Há poucos meses, a Europa acordava com uma novidade, uma notícia que muitos aplaudiram e muitos outros receberam com desconfiança e com o já clássico apocalipsis mood: Berlim congela os preços de aluguer.
Uns, por um lado, adotando Berlim como modelo de ação, e outros, erguendo o seu Réquiem pelos investidores, olhavam na mesma direção: o controlo do “mercado” de aluguer. O controlo de especulações do aluguer nas cidades, e uma trela para os mega proprietários.
Diz-se que esta medida, adicionada, claro, ao “parque de habitação pública em regime de aluguer” (tão necessário), tornará o caminho da emancipação dos jovens mais fácil.
Sem intenção de ser um desmancha prazeres – e declarando-me desde já uma plebeia do mundo imobiliário –, gostaria de aproveitar este breve texto para mostrar a outra face da situação do aluguer nas capitais europeias, e como o controlo do preço do aluguer, se se leva avante como medida única sem explorar outras questões satélite, poderia ser contraproducente. Esta outra cara baseia-se numa experiência pessoal recente: a procura de um apartamento durante quatro longos meses em Amsterdão:
Começo por dizer que a bolsa de aluguer social em Amesterdão permite registar-se a partir dos 18 anos, após o qual passas à lista de espera; de 10 anos (aproximadamente). Continuemos, então, com o setor privado.
O que aprendi nestes quatro desesperados meses é que limitar o preço do aluguer não basta, se não se exclui a possibilidade de discriminar por salário (escusado será dizer que existem muitos mais nichos de discriminação, além do nível económico, que se “aplicam” na corrida por um apartamento: cor da pele, nacionalidade, profissão, idade, etc).
Por outras palavras: nas cidades com grande carência de espaço habitacional e periferias crescentes, a procura de casa é massiva e, nisto, a iniquidade é evidente, não só nos preços de mercado, mas também no trato humano. Os proprietários rejeitam-te, até antes de visitares o apartamento, porque há sempre alguém mais rico (o que eles chamam “mais apropriado”) do que tu.
É uma prática estabelecida em Amsterdão (e arredores) que os makelaars (agentes imobiliários) e os proprietários exijam a apresentação de documentos como faturas e IRS do último ano (ou mais), assim como o teu extrato bancário. Numa cidade (e arredores) onde a oferta é ínfima e a procura transborda, são poucos os que passam o filtro para “serem convidados a visitar o apartamento” (pequeniníssimo e caríssimo).
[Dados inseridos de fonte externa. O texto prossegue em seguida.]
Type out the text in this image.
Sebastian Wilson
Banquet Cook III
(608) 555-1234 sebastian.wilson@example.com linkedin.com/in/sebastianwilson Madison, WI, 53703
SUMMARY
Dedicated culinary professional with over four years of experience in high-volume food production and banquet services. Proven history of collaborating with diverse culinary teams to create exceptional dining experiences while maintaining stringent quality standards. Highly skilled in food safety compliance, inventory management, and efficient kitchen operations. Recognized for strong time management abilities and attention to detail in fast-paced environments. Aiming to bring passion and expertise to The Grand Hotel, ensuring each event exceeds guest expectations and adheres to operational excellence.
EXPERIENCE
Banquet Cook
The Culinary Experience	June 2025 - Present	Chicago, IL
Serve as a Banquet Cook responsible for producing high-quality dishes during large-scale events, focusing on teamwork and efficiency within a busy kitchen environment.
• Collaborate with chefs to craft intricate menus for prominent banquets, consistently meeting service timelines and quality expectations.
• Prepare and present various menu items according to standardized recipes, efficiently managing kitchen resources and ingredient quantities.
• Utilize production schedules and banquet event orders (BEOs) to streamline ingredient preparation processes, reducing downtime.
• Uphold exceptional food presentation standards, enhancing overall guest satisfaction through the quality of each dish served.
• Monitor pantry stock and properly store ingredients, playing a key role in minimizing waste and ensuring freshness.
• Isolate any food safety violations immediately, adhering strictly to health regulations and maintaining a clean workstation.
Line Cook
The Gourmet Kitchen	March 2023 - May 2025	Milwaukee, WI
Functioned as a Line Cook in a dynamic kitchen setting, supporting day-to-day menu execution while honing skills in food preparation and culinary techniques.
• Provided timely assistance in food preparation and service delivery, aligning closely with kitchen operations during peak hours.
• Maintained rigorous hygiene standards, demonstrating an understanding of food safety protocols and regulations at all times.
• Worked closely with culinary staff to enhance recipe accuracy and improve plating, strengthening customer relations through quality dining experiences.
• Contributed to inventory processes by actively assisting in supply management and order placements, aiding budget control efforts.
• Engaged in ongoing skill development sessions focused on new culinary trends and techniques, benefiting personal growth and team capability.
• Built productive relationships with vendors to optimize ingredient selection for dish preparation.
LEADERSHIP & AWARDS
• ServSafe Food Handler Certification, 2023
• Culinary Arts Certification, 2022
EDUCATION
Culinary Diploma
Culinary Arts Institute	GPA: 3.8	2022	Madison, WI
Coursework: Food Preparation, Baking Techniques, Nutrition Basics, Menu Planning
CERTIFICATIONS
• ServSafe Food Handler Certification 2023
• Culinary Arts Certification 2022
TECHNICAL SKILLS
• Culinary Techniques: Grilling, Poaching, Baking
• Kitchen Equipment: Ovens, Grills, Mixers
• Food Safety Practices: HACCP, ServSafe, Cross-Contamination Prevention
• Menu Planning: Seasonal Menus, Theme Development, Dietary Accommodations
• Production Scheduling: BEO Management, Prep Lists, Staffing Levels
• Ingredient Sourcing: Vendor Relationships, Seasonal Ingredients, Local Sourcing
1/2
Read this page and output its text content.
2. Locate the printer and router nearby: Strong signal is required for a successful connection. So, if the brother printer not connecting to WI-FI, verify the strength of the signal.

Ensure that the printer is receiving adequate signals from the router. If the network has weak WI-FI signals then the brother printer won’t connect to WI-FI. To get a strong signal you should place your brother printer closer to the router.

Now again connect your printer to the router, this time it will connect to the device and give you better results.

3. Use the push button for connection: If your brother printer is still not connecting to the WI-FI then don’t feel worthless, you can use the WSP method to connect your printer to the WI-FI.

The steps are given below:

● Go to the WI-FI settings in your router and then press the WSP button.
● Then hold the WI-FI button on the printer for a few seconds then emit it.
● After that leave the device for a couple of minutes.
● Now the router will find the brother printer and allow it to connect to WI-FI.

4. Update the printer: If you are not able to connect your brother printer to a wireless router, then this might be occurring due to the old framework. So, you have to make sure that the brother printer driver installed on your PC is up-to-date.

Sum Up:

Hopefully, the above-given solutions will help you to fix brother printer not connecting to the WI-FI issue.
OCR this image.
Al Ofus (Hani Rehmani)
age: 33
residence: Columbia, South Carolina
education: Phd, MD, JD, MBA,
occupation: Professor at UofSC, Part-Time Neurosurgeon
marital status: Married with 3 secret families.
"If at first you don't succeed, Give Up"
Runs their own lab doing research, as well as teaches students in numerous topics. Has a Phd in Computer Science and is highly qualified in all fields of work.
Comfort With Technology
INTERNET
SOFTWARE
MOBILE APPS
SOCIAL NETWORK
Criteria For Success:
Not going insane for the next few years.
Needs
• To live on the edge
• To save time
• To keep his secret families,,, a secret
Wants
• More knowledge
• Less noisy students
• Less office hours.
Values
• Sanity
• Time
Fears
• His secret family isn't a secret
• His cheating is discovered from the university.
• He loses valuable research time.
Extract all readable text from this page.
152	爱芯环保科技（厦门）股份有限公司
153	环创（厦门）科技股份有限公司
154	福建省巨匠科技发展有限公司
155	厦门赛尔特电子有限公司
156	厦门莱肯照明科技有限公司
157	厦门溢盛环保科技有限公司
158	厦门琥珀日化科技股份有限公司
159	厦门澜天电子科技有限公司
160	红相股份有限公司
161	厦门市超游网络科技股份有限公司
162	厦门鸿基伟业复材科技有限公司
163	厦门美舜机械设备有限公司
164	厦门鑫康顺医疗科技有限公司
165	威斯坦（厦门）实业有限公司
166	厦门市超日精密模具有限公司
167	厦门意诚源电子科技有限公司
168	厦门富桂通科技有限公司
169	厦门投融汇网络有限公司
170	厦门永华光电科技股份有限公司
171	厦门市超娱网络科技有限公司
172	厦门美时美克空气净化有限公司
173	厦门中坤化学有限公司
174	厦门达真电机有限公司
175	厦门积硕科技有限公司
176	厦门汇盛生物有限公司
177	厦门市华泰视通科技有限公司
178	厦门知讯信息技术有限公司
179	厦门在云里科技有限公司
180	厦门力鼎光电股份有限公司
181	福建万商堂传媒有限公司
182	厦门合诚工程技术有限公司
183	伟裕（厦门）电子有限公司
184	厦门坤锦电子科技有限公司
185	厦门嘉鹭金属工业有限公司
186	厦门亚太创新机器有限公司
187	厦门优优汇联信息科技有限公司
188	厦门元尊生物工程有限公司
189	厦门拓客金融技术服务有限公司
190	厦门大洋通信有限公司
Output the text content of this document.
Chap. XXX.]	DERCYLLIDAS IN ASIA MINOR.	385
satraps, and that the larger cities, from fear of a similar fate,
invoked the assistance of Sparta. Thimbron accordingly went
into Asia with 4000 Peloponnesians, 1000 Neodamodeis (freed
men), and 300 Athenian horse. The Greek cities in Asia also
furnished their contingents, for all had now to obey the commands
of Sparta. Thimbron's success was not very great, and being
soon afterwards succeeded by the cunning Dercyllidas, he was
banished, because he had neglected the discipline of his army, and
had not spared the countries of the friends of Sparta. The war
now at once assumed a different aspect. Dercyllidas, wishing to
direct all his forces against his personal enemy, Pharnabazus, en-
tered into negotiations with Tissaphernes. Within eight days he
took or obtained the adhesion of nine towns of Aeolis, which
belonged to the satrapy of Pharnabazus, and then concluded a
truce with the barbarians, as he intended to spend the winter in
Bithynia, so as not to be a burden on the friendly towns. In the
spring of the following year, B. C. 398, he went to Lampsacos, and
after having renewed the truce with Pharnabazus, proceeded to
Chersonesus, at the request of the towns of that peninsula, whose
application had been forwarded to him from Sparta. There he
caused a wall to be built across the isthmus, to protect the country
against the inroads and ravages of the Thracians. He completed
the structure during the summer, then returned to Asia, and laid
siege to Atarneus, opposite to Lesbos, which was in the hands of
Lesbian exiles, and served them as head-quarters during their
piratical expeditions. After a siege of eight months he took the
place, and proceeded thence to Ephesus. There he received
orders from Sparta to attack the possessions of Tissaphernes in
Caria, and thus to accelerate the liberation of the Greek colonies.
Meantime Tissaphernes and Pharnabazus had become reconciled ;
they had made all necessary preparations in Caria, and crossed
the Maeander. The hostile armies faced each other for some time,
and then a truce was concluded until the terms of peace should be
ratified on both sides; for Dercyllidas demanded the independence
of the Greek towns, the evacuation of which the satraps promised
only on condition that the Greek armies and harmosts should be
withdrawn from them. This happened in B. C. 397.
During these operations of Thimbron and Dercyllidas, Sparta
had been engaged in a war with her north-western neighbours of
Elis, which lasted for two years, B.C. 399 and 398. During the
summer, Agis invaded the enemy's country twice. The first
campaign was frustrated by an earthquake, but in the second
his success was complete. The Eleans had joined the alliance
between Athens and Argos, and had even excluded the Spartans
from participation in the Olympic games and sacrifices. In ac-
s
Depois, o proprietário escolherá, como norma não escrita, aquele que tenha o salário mais alto, porque “mais vale prevenir que remediar”.
Se se estabelece a normalização da possibilidade de exigir ao futuro inquilino que mostre o seu salário e conta bancária para escolher o “melhor partido”, a regulação do preço do aluguer seria uma medida equiparável a reduzir a altura de uma cerca numa corrida de atletismo, na qual primeiro se tem de atravessar um grande muro para começar, um muro que alguns atletas têm escadas para atravessar e outros não; nos jogos olímpicos da desigualdade.
Regular o preço do aluguer sem regular as condições de seleção do inquilino (eliminar processos discriminatórios) é oferecer as cidades aos ricos, dando-lhes de bandeja casas “baratas” para os seus bolsos, às qual acedem facilmente, aumentando, assim, a iniquidade.
Entramos no campo das chamadas “liberdades individuais“, mas hoje, que a cidade é um ente social e o núcleo do desenvolvimento mundial, mais do que nunca, teríamos de começar a pensar nas responsabilidades de possuir um espaço habitacional na cidade, e ser consequentes com isso.
Já é triste o suficiente que a habitação como investimento tenha passado por cima da habitação como uma necessidade humana. Já é suficientemente triste que se abandone as zonas rurais e que se minimizem as opções de desenvolvimento regional em detrimento das cidades. O próximo passo é oferecer as capitais aos ricos, o epicentro da economia mundial, para expulsar o resto dos cidadãos para o limbo territorial e laboral. Pensemos em medidas sociais de maneira a ultrapassar a lógica do Mercado; este corre sempre mais depressa.